Vocês estão “enraizados e alicerçados em Cristo, confirmados na fé”. Vocês estão vivos em Cristo. Vocês são o corpo dele. Santa Teresa de Ávila disse: “Cristo não tem corpo agora na terra a não ser o de vocês, não tem mãos a não ser as de vocês, não tem pés a não ser os de vocês. Vocês são os olhos através dos quais transparecem a compaixão do Cristo para o mundo. Vocês são os pés com os quais ele está a ir a fazer o bem. São suas as mãos com as quais ele está a abençoar agora as pessoas”.
Assim, eu quero examinar como vocês são enviados para ser a face, os ouvidos, a boca e as mãos do Cristo presente hoje para os jovens na França.
A Face
Comecemos com a face. Quando você ama alguém, a coisa mais importante é quando sorriem para você. Eu me lembro, quando ainda tímido adolescente, ficava desesperadamente pendurado em cima de uma garota pela qual estava perdidamente apaixonado, esperando que ela apenas notasse que eu existia e me desse um sorriso. Se ela me olhasse, então eu me sentiria como se não existisse. E se ela fechasse a cara, como uma máscara, então eu estava acabado. Ela se apaixonou por um soldado e eu me tornei um Dominicano!

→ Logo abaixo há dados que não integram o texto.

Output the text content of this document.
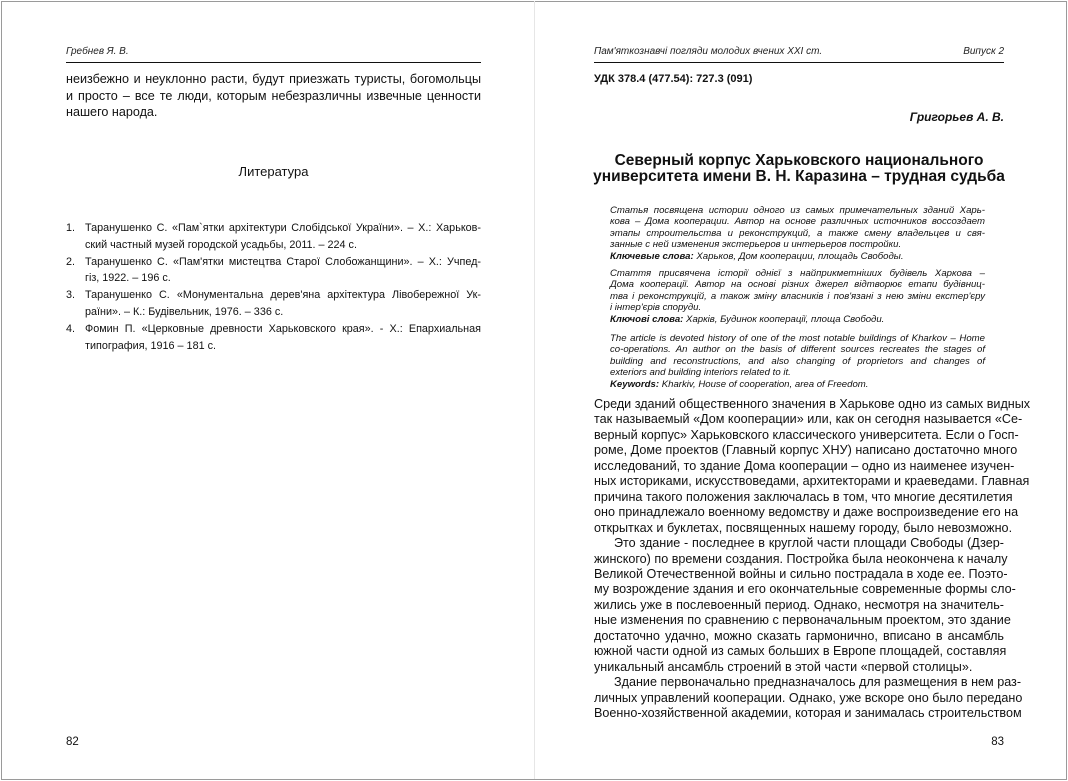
Гребнев Я. В.
неизбежно и неуклонно расти, будут приезжать туристы, богомольцы
и просто – все те люди, которым небезразличны извечные ценности
нашего народа.
Литература
1. Таранушенко С. «Пам`ятки архітектури Слобідської України». – Х.: Харьков-
ский частный музей городской усадьбы, 2011. – 224 с.
2. Таранушенко С. «Пам'ятки мистецтва Старої Слобожанщини». – Х.: Учпед-
гіз, 1922. – 196 с.
3. Таранушенко С. «Монументальна дерев'яна архітектура Лівобережної Ук-
раїни». – К.: Будівельник, 1976. – 336 с.
4. Фомин П. «Церковные древности Харьковского края». - Х.: Епархиальная
типография, 1916 – 181 с.
82
Пам'яткознавчі погляди молодих вчених XXI ст.	Випуск 2
УДК 378.4 (477.54): 727.3 (091)
Григорьев А. В.
Северный корпус Харьковского национального
университета имени В. Н. Каразина – трудная судьба
Статья посвящена истории одного из самых примечательных зданий Харь-
кова – Дома кооперации. Автор на основе различных источников воссоздает
этапы строительства и реконструкций, а также смену владельцев и свя-
занные с ней изменения экстерьеров и интерьеров постройки.
Ключевые слова: Харьков, Дом кооперации, площадь Свободы.
Стаття присвячена історії однієї з найприкметніших будівель Харкова –
Дома кооперації. Автор на основі різних джерел відтворює етапи будівниц-
тва і реконструкцій, а також зміну власників і пов'язані з нею зміни екстер'єру
і інтер'єрів споруди.
Ключові слова: Харків, Будинок кооперації, площа Свободи.
The article is devoted history of one of the most notable buildings of Kharkov – Home
co-operations. An author on the basis of different sources recreates the stages of
building and reconstructions, and also changing of proprietors and changes of
exteriors and building interiors related to it.
Keywords: Kharkiv, House of cooperation, area of Freedom.
Среди зданий общественного значения в Харькове одно из самых видных
так называемый «Дом кооперации» или, как он сегодня называется «Се-
верный корпус» Харьковского классического университета. Если о Госп-
роме, Доме проектов (Главный корпус ХНУ) написано достаточно много
исследований, то здание Дома кооперации – одно из наименее изучен-
ных историками, искусствоведами, архитекторами и краеведами. Главная
причина такого положения заключалась в том, что многие десятилетия
оно принадлежало военному ведомству и даже воспроизведение его на
открытках и буклетах, посвященных нашему городу, было невозможно.
Это здание - последнее в круглой части площади Свободы (Дзер-
жинского) по времени создания. Постройка была неокончена к началу
Великой Отечественной войны и сильно пострадала в ходе ее. Поэто-
му возрождение здания и его окончательные современные формы сло-
жились уже в послевоенный период. Однако, несмотря на значитель-
ные изменения по сравнению с первоначальным проектом, это здание
достаточно удачно, можно сказать гармонично, вписано в ансамбль
южной части одной из самых больших в Европе площадей, составляя
уникальный ансамбль строений в этой части «первой столицы».
Здание первоначально предназначалось для размещения в нем раз-
личных управлений кооперации. Однако, уже вскоре оно было передано
Военно-хозяйственной академии, которая и занималась строительством
83
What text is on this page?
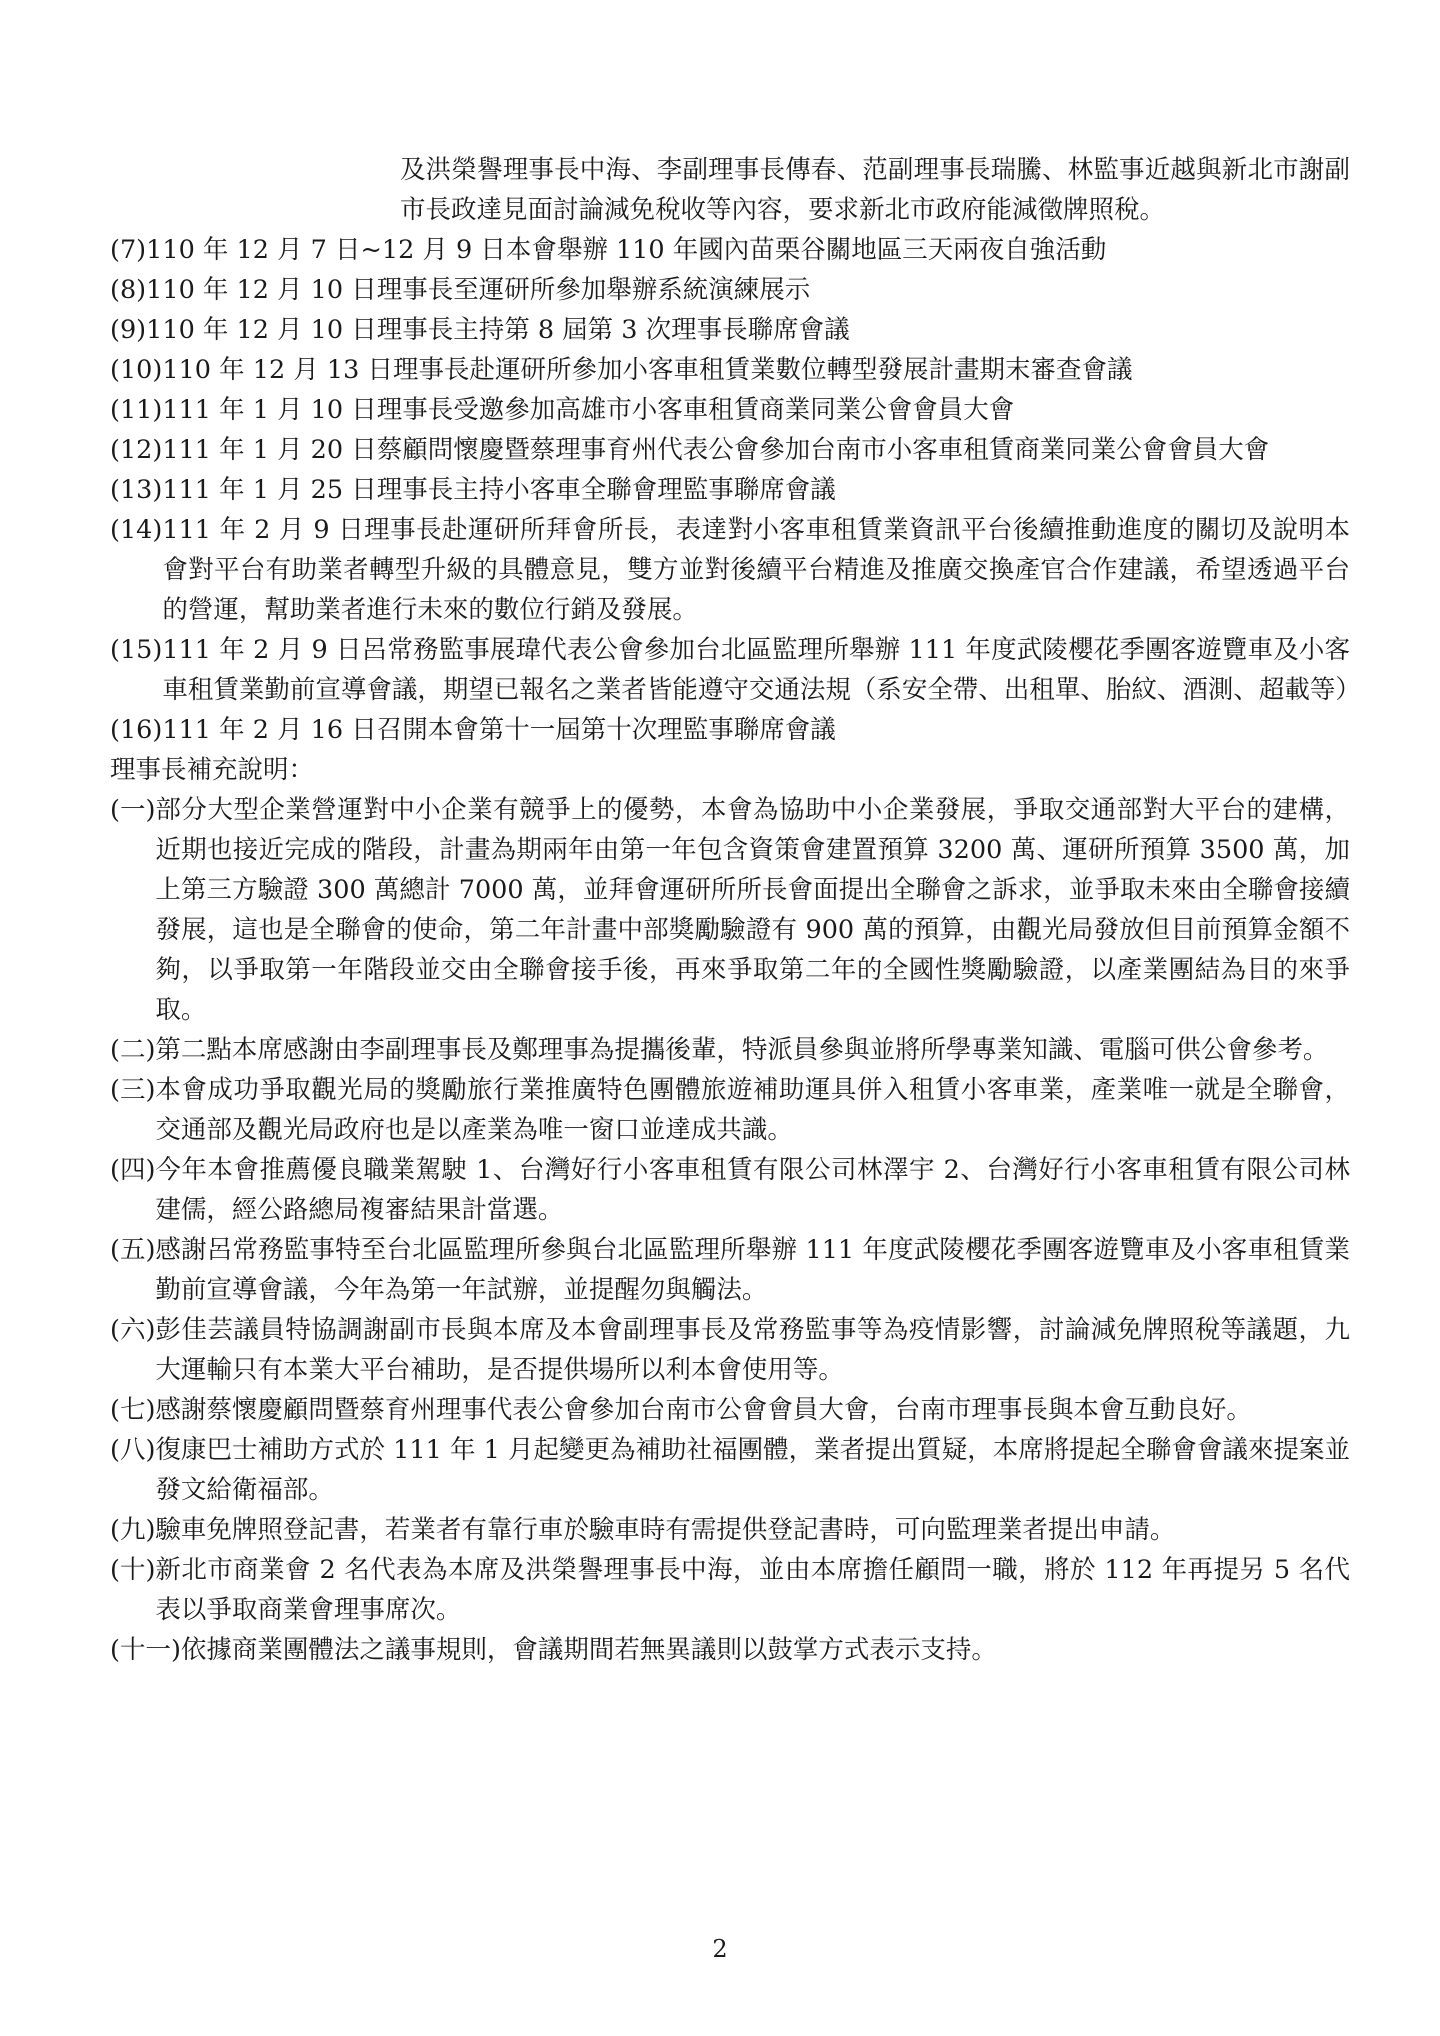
及洪榮譽理事長中海、李副理事長傳春、范副理事長瑞騰、林監事近越與新北市謝副市長政達見面討論減免稅收等內容，要求新北市政府能減徵牌照稅。
(7) 110 年 12 月 7 日~12 月 9 日本會舉辦 110 年國內苗栗谷關地區三天兩夜自強活動
(8) 110 年 12 月 10 日理事長至運研所參加舉辦系統演練展示
(9) 110 年 12 月 10 日理事長主持第 8 屆第 3 次理事長聯席會議
(10) 110 年 12 月 13 日理事長赴運研所參加小客車租賃業數位轉型發展計畫期末審查會議
(11) 111 年 1 月 10 日理事長受邀參加高雄市小客車租賃商業同業公會會員大會
(12) 111 年 1 月 20 日蔡顧問懷慶暨蔡理事育州代表公會參加台南市小客車租賃商業同業公會會員大會
(13) 111 年 1 月 25 日理事長主持小客車全聯會理監事聯席會議
(14) 111 年 2 月 9 日理事長赴運研所拜會所長，表達對小客車租賃業資訊平台後續推動進度的關切及說明本會對平台有助業者轉型升級的具體意見，雙方並對後續平台精進及推廣交換產官合作建議，希望透過平台的營運，幫助業者進行未來的數位行銷及發展。
(15) 111 年 2 月 9 日呂常務監事展瑋代表公會參加台北區監理所舉辦 111 年度武陵櫻花季團客遊覽車及小客車租賃業勤前宣導會議，期望已報名之業者皆能遵守交通法規（系安全帶、出租單、胎紋、酒測、超載等）
(16) 111 年 2 月 16 日召開本會第十一屆第十次理監事聯席會議
理事長補充說明：
(一) 部分大型企業營運對中小企業有競爭上的優勢，本會為協助中小企業發展，爭取交通部對大平台的建構，近期也接近完成的階段，計畫為期兩年由第一年包含資策會建置預算 3200 萬、運研所預算 3500 萬，加上第三方驗證 300 萬總計 7000 萬，並拜會運研所所長會面提出全聯會之訴求，並爭取未來由全聯會接續發展，這也是全聯會的使命，第二年計畫中部獎勵驗證有 900 萬的預算，由觀光局發放但目前預算金額不夠，以爭取第一年階段並交由全聯會接手後，再來爭取第二年的全國性獎勵驗證，以產業團結為目的來爭取。
(二) 第二點本席感謝由李副理事長及鄭理事為提攜後輩，特派員參與並將所學專業知識、電腦可供公會參考。
(三) 本會成功爭取觀光局的獎勵旅行業推廣特色團體旅遊補助運具併入租賃小客車業，產業唯一就是全聯會，交通部及觀光局政府也是以產業為唯一窗口並達成共識。
(四) 今年本會推薦優良職業駕駛 1、台灣好行小客車租賃有限公司林澤宇 2、台灣好行小客車租賃有限公司林建儒，經公路總局複審結果計當選。
(五) 感謝呂常務監事特至台北區監理所參與台北區監理所舉辦 111 年度武陵櫻花季團客遊覽車及小客車租賃業勤前宣導會議，今年為第一年試辦，並提醒勿與觸法。
(六) 彭佳芸議員特協調謝副市長與本席及本會副理事長及常務監事等為疫情影響，討論減免牌照稅等議題，九大運輸只有本業大平台補助，是否提供場所以利本會使用等。
(七) 感謝蔡懷慶顧問暨蔡育州理事代表公會參加台南市公會會員大會，台南市理事長與本會互動良好。
(八) 復康巴士補助方式於 111 年 1 月起變更為補助社福團體，業者提出質疑，本席將提起全聯會會議來提案並發文給衛福部。
(九) 驗車免牌照登記書，若業者有靠行車於驗車時有需提供登記書時，可向監理業者提出申請。
(十) 新北市商業會 2 名代表為本席及洪榮譽理事長中海，並由本席擔任顧問一職，將於 112 年再提另 5 名代表以爭取商業會理事席次。
(十一) 依據商業團體法之議事規則，會議期間若無異議則以鼓掌方式表示支持。
2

Assim foi Israel com Deus. Eles só queriam que Deus sorrisse para eles. “Resplandeça sua face sobre nós e nós seremos salvos” (Sl 80, 4). Quando pensamos em salvação, é talvez para nos livrarmos de punições ou termos os pecados perdoados. Mas no Velho Testamento foi mais humano. Foi Deus olhando por nós com amor. O mais antigo texto bíblico é um pedaço de couro sobre o qual estão escritas estas palavras: “O Senhor te abençoe e te guarde. O Senhor faça brilhar sobre ti a sua face e se compadeça de ti. O Senhor volte para ti o seu rosto e te conceda a paz” (Nm 6, 23-26). Quando alguém olha amorosamente, nós podemos então repousar sobre aquele sorriso. A face de Deus torna-se carne na face de Jesus. Ele reconheceu todas as pessoas que necessitaram daquele sorriso. Ele avistou o pequeno Zaqueu em cima da árvore e sorriu para ele. Ele viu Levi aguardando a multidão na sua loja de impostos e o chamou. Há milhões de pessoas que se sentem invisíveis e desejariam simplesmente ser vistas. Simone Weil disse: “O Amor vê o que é invisível”.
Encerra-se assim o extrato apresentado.